The necessary social distancing and quarantine measures implemented to fight the virus have amplified emotional turmoil and have disrupted the ability of personal support networks and communities to come together and grieve.
“Of central concern is the transformation of normal grief and distress into prolonged grief and major depressive disorder and symptoms of posttraumatic stress disorder,” Simon and colleagues said.
“Once established, these conditions can become chronic with additional comorbidities such as substance use disorders. Prolonged grief affects approximately 10% of bereaved individuals, but this is likely an underestimate for grief related to deaths from COVID-19,” they wrote.

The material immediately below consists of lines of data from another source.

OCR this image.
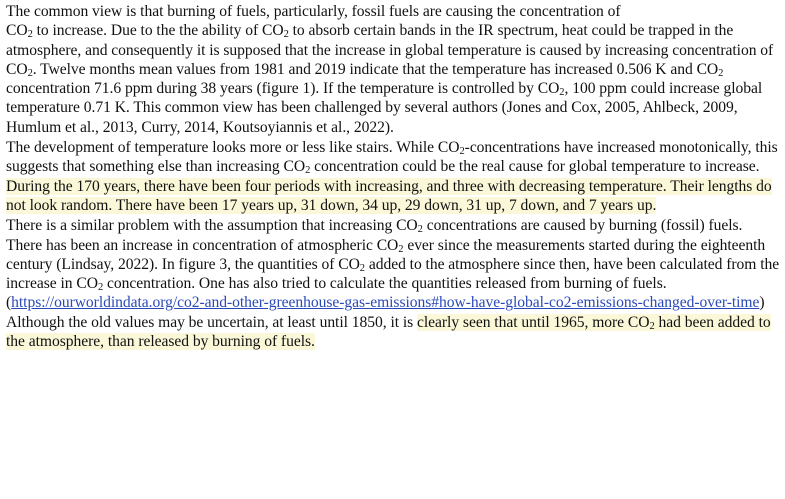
The common view is that burning of fuels, particularly, fossil fuels are causing the concentration of
$CO_2$ to increase. Due to the the ability of $CO_2$ to absorb certain bands in the IR spectrum, heat could be trapped in the atmosphere, and consequently it is supposed that the increase in global temperature is caused by increasing concentration of $CO_2$. Twelve months mean values from 1981 and 2019 indicate that the temperature has increased 0.506 K and $CO_2$ concentration 71.6 ppm during 38 years (figure 1). If the temperature is controlled by $CO_2$, 100 ppm could increase global temperature 0.71 K. This common view has been challenged by several authors (Jones and Cox, 2005, Ahlbeck, 2009, Humlum et al., 2013, Curry, 2014, Koutsoyiannis et al., 2022).

The development of temperature looks more or less like stairs. While $CO_2$-concentrations have increased monotonically, this suggests that something else than increasing $CO_2$ concentration could be the real cause for global temperature to increase. During the 170 years, there have been four periods with increasing, and three with decreasing temperature. Their lengths do not look random. There have been 17 years up, 31 down, 34 up, 29 down, 31 up, 7 down, and 7 years up.

There is a similar problem with the assumption that increasing $CO_2$ concentrations are caused by burning (fossil) fuels. There has been an increase in concentration of atmospheric $CO_2$ ever since the measurements started during the eighteenth century (Lindsay, 2022). In figure 3, the quantities of $CO_2$ added to the atmosphere since then, have been calculated from the increase in $CO_2$ concentration. One has also tried to calculate the quantities released from burning of fuels. (https://ourworldindata.org/co2-and-other-greenhouse-gas-emissions#how-have-global-co2-emissions-changed-over-time) Although the old values may be uncertain, at least until 1850, it is clearly seen that until 1965, more $CO_2$ had been added to the atmosphere, than released by burning of fuels.
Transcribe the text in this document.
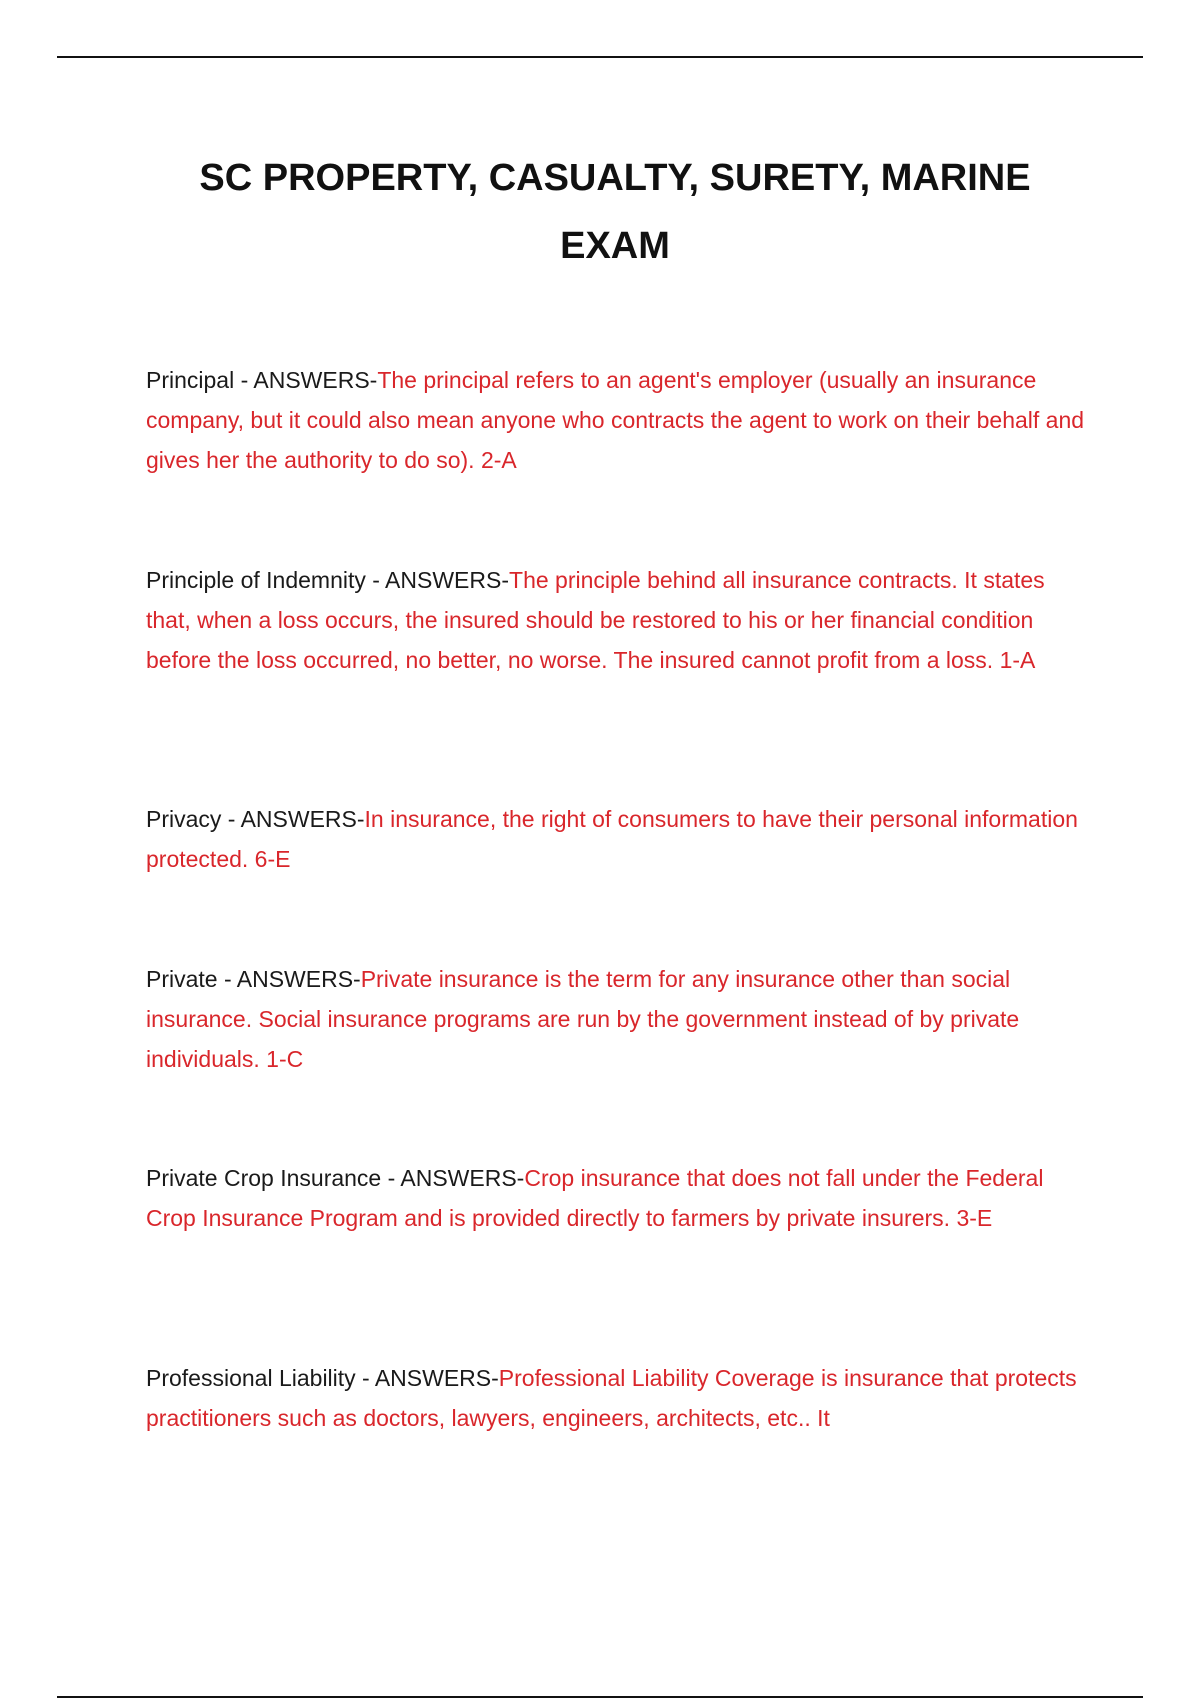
SC PROPERTY, CASUALTY, SURETY, MARINE EXAM

Principal - ANSWERS-The principal refers to an agent's employer (usually an insurance company, but it could also mean anyone who contracts the agent to work on their behalf and gives her the authority to do so). 2-A

Principle of Indemnity - ANSWERS-The principle behind all insurance contracts. It states that, when a loss occurs, the insured should be restored to his or her financial condition before the loss occurred, no better, no worse. The insured cannot profit from a loss. 1-A

Privacy - ANSWERS-In insurance, the right of consumers to have their personal information protected. 6-E

Private - ANSWERS-Private insurance is the term for any insurance other than social insurance. Social insurance programs are run by the government instead of by private individuals. 1-C

Private Crop Insurance - ANSWERS-Crop insurance that does not fall under the Federal Crop Insurance Program and is provided directly to farmers by private insurers. 3-E

Professional Liability - ANSWERS-Professional Liability Coverage is insurance that protects practitioners such as doctors, lawyers, engineers, architects, etc.. It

As with the first COVID-19 wave, the mental health wave will disproportionately affect Black persons, Hispanic persons, older adults, persons in lower socioeconomic groups of all races and ethnicities, and healthcare workers, they note.
The psychological risks for health care and other essential workers are of particular concern, they say. “Supporting the mental health of these and other essential workforce is critical to readiness for managing recurrent waves of the pandemic,” they stated.
How will the United States manage this impending wave of mental health problems?
“The solution will require increased funding for mental health; widespread screening to identify individuals at highest risk including suicide risk; availability of primary care clinicians and mental health professionals trained to treat those with prolonged grief, depression, traumatic stress, and substance abuse; and a diligent focus on families and communities to creatively restore the approaches by which they have managed tragedy and loss over generations,” the authors wrote.
“History has shown that societies recover from such devastation when leaders and members are joined by a shared purpose, acting in a unified way to facilitate recovery. In such societies, there is a shared understanding that its members must care for one another because the loss of one is a loss for all. Above all, this shared understanding must be restored,” they concluded.
Dr. Simon has received personal fees from Vanda Pharmaceuticals Inc, MGH Psychiatry Academy, Axovant Sciences, Springworks, Praxis Therapeutics, Aptinyx, Genomind, and Wiley (deputy editor, Depression and Anxiety). Saxe has received royalties from Guilford Press for the book Trauma Systems Therapy for Children and Teens (2016). Marmar serves on the scientific advisory board and owns equity in Receptor Life Sciences and serves on the PTSD advisory board for Otsuka Pharmaceutical.